Across just four songs, Dwelling Below makes good on its portentous promise. That weird synth that opens “Attraction Vulgarity” begins and I’m already afraid. And the repeating patterns of creeping scales and sudden descents from cacophonous blackened death into crawling doom that follow for the next 37 minutes continue this omnipresent feeling of unease. The particular style of gurgling bellows, cavernously echoing alongside lurching guitar, ringing with dissonance frequently recalls Defacement (“Attraction Vulgarity”), while the snakelike solos and general malevolent aura are reminiscent of Qrixkuor (“Swallowed,” “Sheltered Acceptance”). There’s also plenty of high-strung string manipulation and anxiety-inducing technicality you might expect from the affiliated Acausal Intrusion (“Emergence Sublimation”). These elements come together quite magnificently (by which I of course mean horrifyingly). Naturally slipping from speed to slowness, and from eerie—almost melodious—refrain to densely clustered mania.

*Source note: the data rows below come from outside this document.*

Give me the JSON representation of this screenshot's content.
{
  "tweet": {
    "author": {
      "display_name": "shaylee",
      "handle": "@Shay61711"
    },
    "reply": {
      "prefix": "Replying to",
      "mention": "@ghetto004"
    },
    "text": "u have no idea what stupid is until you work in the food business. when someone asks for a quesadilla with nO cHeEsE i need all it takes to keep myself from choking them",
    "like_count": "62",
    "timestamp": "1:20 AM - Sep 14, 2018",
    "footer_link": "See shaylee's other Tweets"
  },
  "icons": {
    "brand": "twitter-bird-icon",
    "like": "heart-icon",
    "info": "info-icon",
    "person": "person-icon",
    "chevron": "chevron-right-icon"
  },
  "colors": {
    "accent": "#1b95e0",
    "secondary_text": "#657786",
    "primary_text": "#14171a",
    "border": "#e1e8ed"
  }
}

Dwelling Below really succeed in crafting songs that feel coherent and parsable whilst still being chaotic, unconventional, and inaccessible. We’re not talking verse-chorus-verse here of course, but the songs each have a somewhat cyclical structure that gives you something to cling onto amidst the snafu. All songs revolve around several central patterns or theme, whether that’s a series of low panic chords (“Swallowed”); a chilling guitar descent (“Emergence Sublimation,” “Sheltered Acceptance”); or returning skids into a ringing, d-beat charge (“Attraction Vulgarity”). The music’s overall unfriendliness causes the rare moments of true melody to break the surface with thrilling immediacy. From the high, churning guitar gradually rising in “Swallowed,” to the mournful descending tremolos in “Emergence Sublimation,” and the genuinely beautiful refrain that arises in “Sheltered Acceptance.” When the guitar solos come, their high pitch, and warped, psychedelic wobble has the effect of a mad cosmic snake twisting over the churning, cavernous depths—mesmerizing (“Attraction Vulgarity,” “Swallowed,” “Sheltered Acceptance”). The whine of feedback and the echo that haunts the beginnings and ends of tracks, likewise adds closure and cohesion, as well as atmosphere, to each piece.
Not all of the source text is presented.